By the cynical few, and the holier-than-thou Hipsters, The Big Pink are being scorned for not attempting to explore new musical territory. But in this age, bands that defy the status quo and push the boundaries of music too far usually experience a short-lived success. These artists have their brief moment of fame, but are quickly rendered obsolete by listeners who know nothing of loyalty. So, restoring a musical movement that was both successful and enjoyable seems to be a smart move.
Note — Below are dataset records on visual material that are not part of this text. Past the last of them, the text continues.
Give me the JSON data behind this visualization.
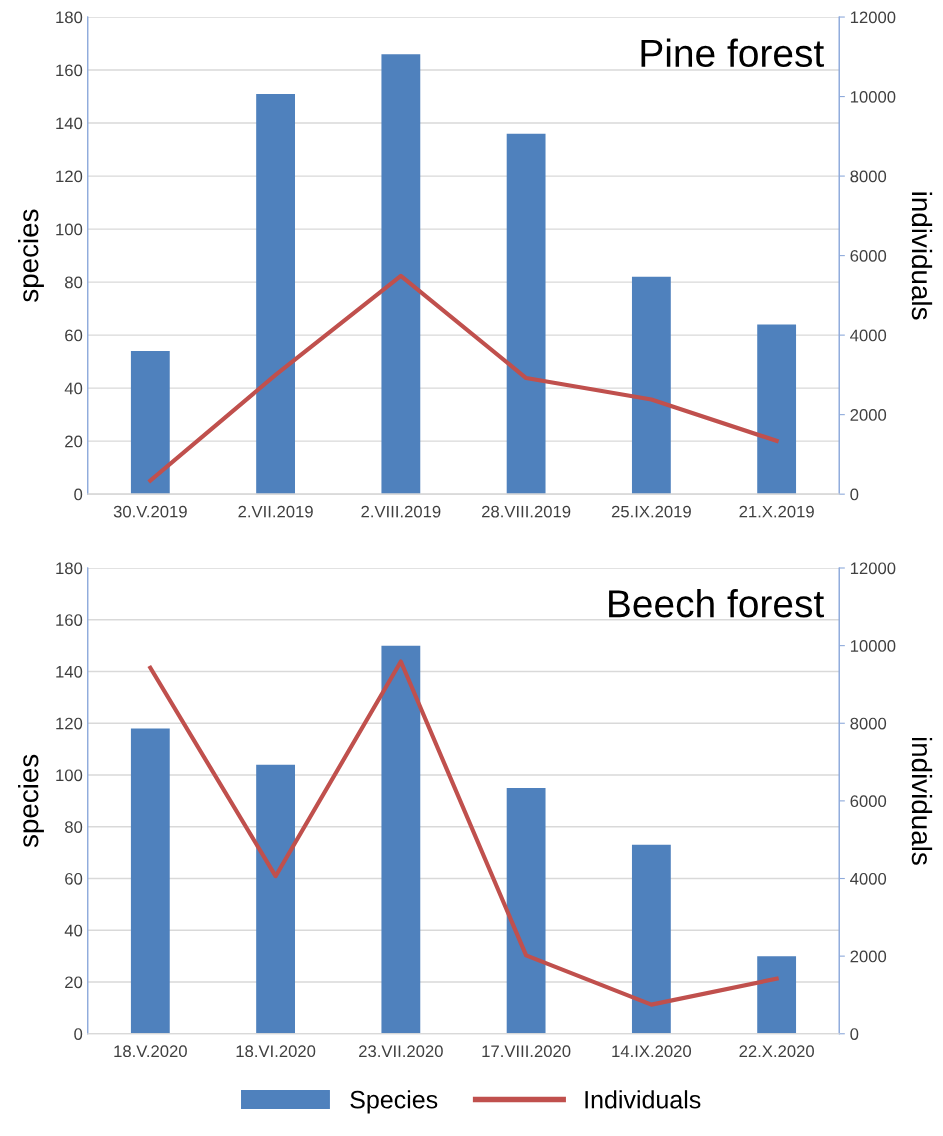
{
  "chart_data": [
    {
      "type": "bar",
      "title": "Pine forest",
      "ylabel": "species",
      "y2label": "individuals",
      "categories": [
        "30.V.2019",
        "2.VII.2019",
        "2.VIII.2019",
        "28.VIII.2019",
        "25.IX.2019",
        "21.X.2019"
      ],
      "series": [
        {
          "color": "#4f81bd",
          "values": [
            54,
            151,
            166,
            136,
            82,
            64
          ]
        },
        {
          "type": "line",
          "axis": "y2",
          "color": "#c0504d",
          "values": [
            340,
            3000,
            5490,
            2920,
            2380,
            1340
          ]
        }
      ],
      "ylim": [
        0,
        180
      ],
      "yticks": [
        0,
        20,
        40,
        60,
        80,
        100,
        120,
        140,
        160,
        180
      ],
      "y2lim": [
        0,
        12000
      ],
      "y2ticks": [
        0,
        2000,
        4000,
        6000,
        8000,
        10000,
        12000
      ],
      "grid": "y",
      "marker": "none",
      "line_style": "solid"
    },
    {
      "type": "bar",
      "title": "Beech forest",
      "ylabel": "species",
      "y2label": "individuals",
      "categories": [
        "18.V.2020",
        "18.VI.2020",
        "23.VII.2020",
        "17.VIII.2020",
        "14.IX.2020",
        "22.X.2020"
      ],
      "series": [
        {
          "name": "Species",
          "color": "#4f81bd",
          "values": [
            118,
            104,
            150,
            95,
            73,
            30
          ]
        },
        {
          "name": "Individuals",
          "type": "line",
          "axis": "y2",
          "color": "#c0504d",
          "values": [
            9430,
            4060,
            9590,
            2020,
            750,
            1420
          ]
        }
      ],
      "ylim": [
        0,
        180
      ],
      "yticks": [
        0,
        20,
        40,
        60,
        80,
        100,
        120,
        140,
        160,
        180
      ],
      "y2lim": [
        0,
        12000
      ],
      "y2ticks": [
        0,
        2000,
        4000,
        6000,
        8000,
        10000,
        12000
      ],
      "grid": "y",
      "legend": "bottom",
      "marker": "none",
      "line_style": "solid"
    }
  ]
}
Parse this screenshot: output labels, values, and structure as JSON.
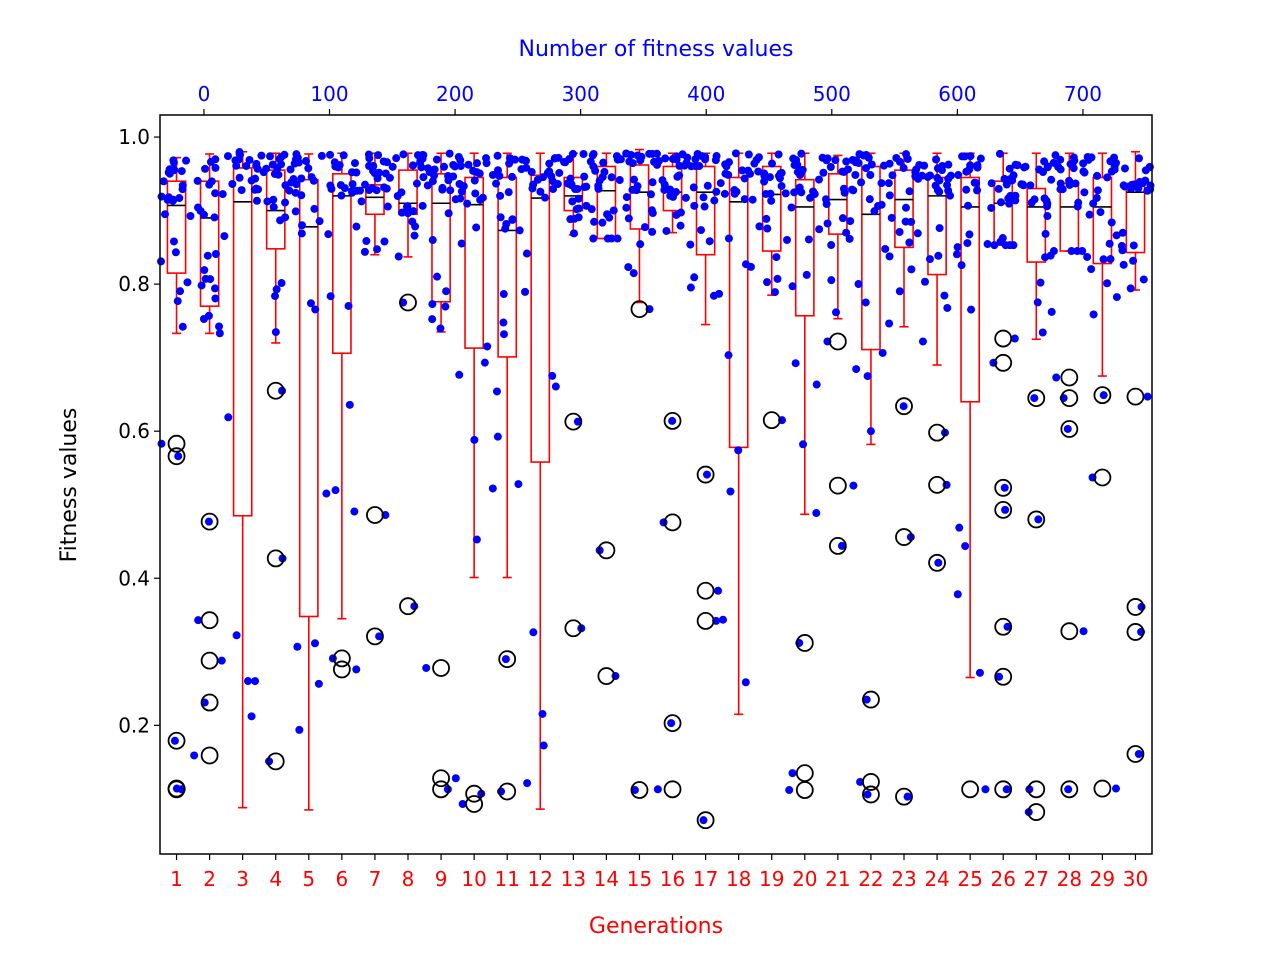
{
  "chart_data": {
    "type": "boxplot",
    "xlabel": "Generations",
    "ylabel": "Fitness values",
    "top_xlabel": "Number of fitness values",
    "categories": [
      "1",
      "2",
      "3",
      "4",
      "5",
      "6",
      "7",
      "8",
      "9",
      "10",
      "11",
      "12",
      "13",
      "14",
      "15",
      "16",
      "17",
      "18",
      "19",
      "20",
      "21",
      "22",
      "23",
      "24",
      "25",
      "26",
      "27",
      "28",
      "29",
      "30"
    ],
    "ylim": [
      0.025,
      1.03
    ],
    "yticks": [
      "0.2",
      "0.4",
      "0.6",
      "0.8",
      "1.0"
    ],
    "top_xticks": [
      "0",
      "100",
      "200",
      "300",
      "400",
      "500",
      "600",
      "700"
    ],
    "top_xlim": [
      -35,
      755
    ],
    "grid": false,
    "colors": {
      "box": "#ff0000",
      "median": "#000000",
      "flier": "#000000",
      "points": "#0000ff",
      "bottom_axis_text": "#ff0000",
      "top_axis_text": "#0000ff"
    },
    "boxes": [
      {
        "q1": 0.815,
        "median": 0.907,
        "q3": 0.94,
        "whislo": 0.733,
        "whishi": 0.972,
        "fliers": [
          0.583,
          0.566,
          0.179,
          0.114,
          0.113
        ]
      },
      {
        "q1": 0.77,
        "median": 0.89,
        "q3": 0.94,
        "whislo": 0.733,
        "whishi": 0.977,
        "fliers": [
          0.477,
          0.343,
          0.288,
          0.231,
          0.159
        ]
      },
      {
        "q1": 0.485,
        "median": 0.912,
        "q3": 0.958,
        "whislo": 0.088,
        "whishi": 0.98
      },
      {
        "q1": 0.848,
        "median": 0.9,
        "q3": 0.955,
        "whislo": 0.72,
        "whishi": 0.978,
        "fliers": [
          0.655,
          0.427,
          0.151
        ]
      },
      {
        "q1": 0.348,
        "median": 0.878,
        "q3": 0.942,
        "whislo": 0.085,
        "whishi": 0.977
      },
      {
        "q1": 0.706,
        "median": 0.92,
        "q3": 0.95,
        "whislo": 0.345,
        "whishi": 0.978,
        "fliers": [
          0.291,
          0.276
        ]
      },
      {
        "q1": 0.895,
        "median": 0.918,
        "q3": 0.935,
        "whislo": 0.84,
        "whishi": 0.978,
        "fliers": [
          0.486,
          0.321
        ]
      },
      {
        "q1": 0.895,
        "median": 0.91,
        "q3": 0.955,
        "whislo": 0.837,
        "whishi": 0.978,
        "fliers": [
          0.775,
          0.362
        ]
      },
      {
        "q1": 0.776,
        "median": 0.91,
        "q3": 0.95,
        "whislo": 0.735,
        "whishi": 0.978,
        "fliers": [
          0.278,
          0.128,
          0.113
        ]
      },
      {
        "q1": 0.713,
        "median": 0.908,
        "q3": 0.945,
        "whislo": 0.401,
        "whishi": 0.978,
        "fliers": [
          0.107,
          0.093
        ]
      },
      {
        "q1": 0.701,
        "median": 0.873,
        "q3": 0.945,
        "whislo": 0.401,
        "whishi": 0.978,
        "fliers": [
          0.29,
          0.11
        ]
      },
      {
        "q1": 0.558,
        "median": 0.917,
        "q3": 0.948,
        "whislo": 0.086,
        "whishi": 0.978
      },
      {
        "q1": 0.9,
        "median": 0.92,
        "q3": 0.945,
        "whislo": 0.867,
        "whishi": 0.978,
        "fliers": [
          0.613,
          0.332
        ]
      },
      {
        "q1": 0.862,
        "median": 0.927,
        "q3": 0.96,
        "whislo": 0.862,
        "whishi": 0.978,
        "fliers": [
          0.438,
          0.267
        ]
      },
      {
        "q1": 0.875,
        "median": 0.925,
        "q3": 0.962,
        "whislo": 0.775,
        "whishi": 0.983,
        "fliers": [
          0.766,
          0.112
        ]
      },
      {
        "q1": 0.9,
        "median": 0.925,
        "q3": 0.96,
        "whislo": 0.87,
        "whishi": 0.978,
        "fliers": [
          0.614,
          0.476,
          0.203,
          0.113
        ]
      },
      {
        "q1": 0.84,
        "median": 0.925,
        "q3": 0.96,
        "whislo": 0.745,
        "whishi": 0.978,
        "fliers": [
          0.541,
          0.383,
          0.342,
          0.071
        ]
      },
      {
        "q1": 0.578,
        "median": 0.912,
        "q3": 0.945,
        "whislo": 0.215,
        "whishi": 0.978
      },
      {
        "q1": 0.845,
        "median": 0.922,
        "q3": 0.96,
        "whislo": 0.785,
        "whishi": 0.978,
        "fliers": [
          0.615
        ]
      },
      {
        "q1": 0.757,
        "median": 0.905,
        "q3": 0.942,
        "whislo": 0.487,
        "whishi": 0.978,
        "fliers": [
          0.312,
          0.135,
          0.112
        ]
      },
      {
        "q1": 0.868,
        "median": 0.915,
        "q3": 0.95,
        "whislo": 0.753,
        "whishi": 0.975,
        "fliers": [
          0.722,
          0.526,
          0.444
        ]
      },
      {
        "q1": 0.711,
        "median": 0.895,
        "q3": 0.96,
        "whislo": 0.582,
        "whishi": 0.978,
        "fliers": [
          0.235,
          0.123,
          0.106
        ]
      },
      {
        "q1": 0.85,
        "median": 0.915,
        "q3": 0.955,
        "whislo": 0.742,
        "whishi": 0.978,
        "fliers": [
          0.634,
          0.456,
          0.103
        ]
      },
      {
        "q1": 0.813,
        "median": 0.92,
        "q3": 0.945,
        "whislo": 0.69,
        "whishi": 0.978,
        "fliers": [
          0.598,
          0.527,
          0.421
        ]
      },
      {
        "q1": 0.64,
        "median": 0.905,
        "q3": 0.945,
        "whislo": 0.265,
        "whishi": 0.978,
        "fliers": [
          0.113
        ]
      },
      {
        "q1": 0.853,
        "median": 0.91,
        "q3": 0.94,
        "whislo": 0.853,
        "whishi": 0.978,
        "fliers": [
          0.726,
          0.693,
          0.523,
          0.493,
          0.334,
          0.266,
          0.113
        ]
      },
      {
        "q1": 0.83,
        "median": 0.905,
        "q3": 0.93,
        "whislo": 0.725,
        "whishi": 0.978,
        "fliers": [
          0.645,
          0.48,
          0.113,
          0.082
        ]
      },
      {
        "q1": 0.845,
        "median": 0.905,
        "q3": 0.937,
        "whislo": 0.845,
        "whishi": 0.978,
        "fliers": [
          0.673,
          0.645,
          0.603,
          0.328,
          0.113
        ]
      },
      {
        "q1": 0.828,
        "median": 0.905,
        "q3": 0.945,
        "whislo": 0.675,
        "whishi": 0.978,
        "fliers": [
          0.649,
          0.537,
          0.114
        ]
      },
      {
        "q1": 0.843,
        "median": 0.925,
        "q3": 0.937,
        "whislo": 0.792,
        "whishi": 0.98,
        "fliers": [
          0.647,
          0.361,
          0.327,
          0.161
        ]
      }
    ]
  }
}
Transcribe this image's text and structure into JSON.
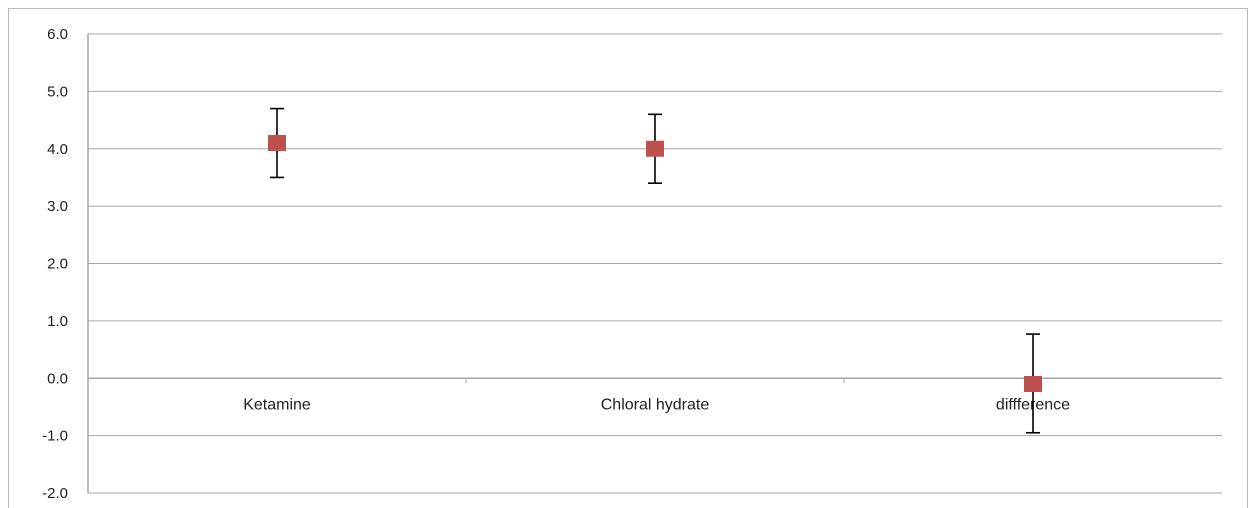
{
  "chart_data": {
    "type": "scatter",
    "categories": [
      "Ketamine",
      "Chloral hydrate",
      "diffference"
    ],
    "values": [
      4.1,
      4.0,
      -0.1
    ],
    "error_low": [
      3.5,
      3.4,
      -0.95
    ],
    "error_high": [
      4.7,
      4.6,
      0.77
    ],
    "yticks": [
      "6.0",
      "5.0",
      "4.0",
      "3.0",
      "2.0",
      "1.0",
      "0.0",
      "-1.0",
      "-2.0"
    ],
    "ylim": [
      -2,
      6
    ],
    "grid": true,
    "marker_color": "#c0504d",
    "error_bar_color": "#000000",
    "title": "",
    "xlabel": "",
    "ylabel": ""
  }
}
And perhaps for a few of the younger ones who weren’t around, or aware of Shoegaze in its heyday, this album will be a life-altering introduction to music that combines melody and beautiful noise in equal measure.

Though there are no terribly weak tracks on A Brief History of Love, and the album plays relatively smooth as a whole, it seems that the record builds up to, and then builds down from, track number three, and perhaps one of the greatest musical achievements of the year, "Dominoes.

“Dominoes” brings to life everything there is to love about music, and then serves it on a nice and tasty platter. The track is comprised of: understated yet elegant beats; soaring vocals and slamming drums; ethereal harmonies and playful, yet insanely addictive melodies; and an extraordinarily catchy and caffeinated chorus that will be permanently embedded in your brain for weeks to come.

A Brief History of Love is far more than simply a good record; it’s an achievement and an enduring triumph. More than anything, it suggests that The Big Pink will be around for a while, and could grow into a musical tour de force and a real alternative heavyweight.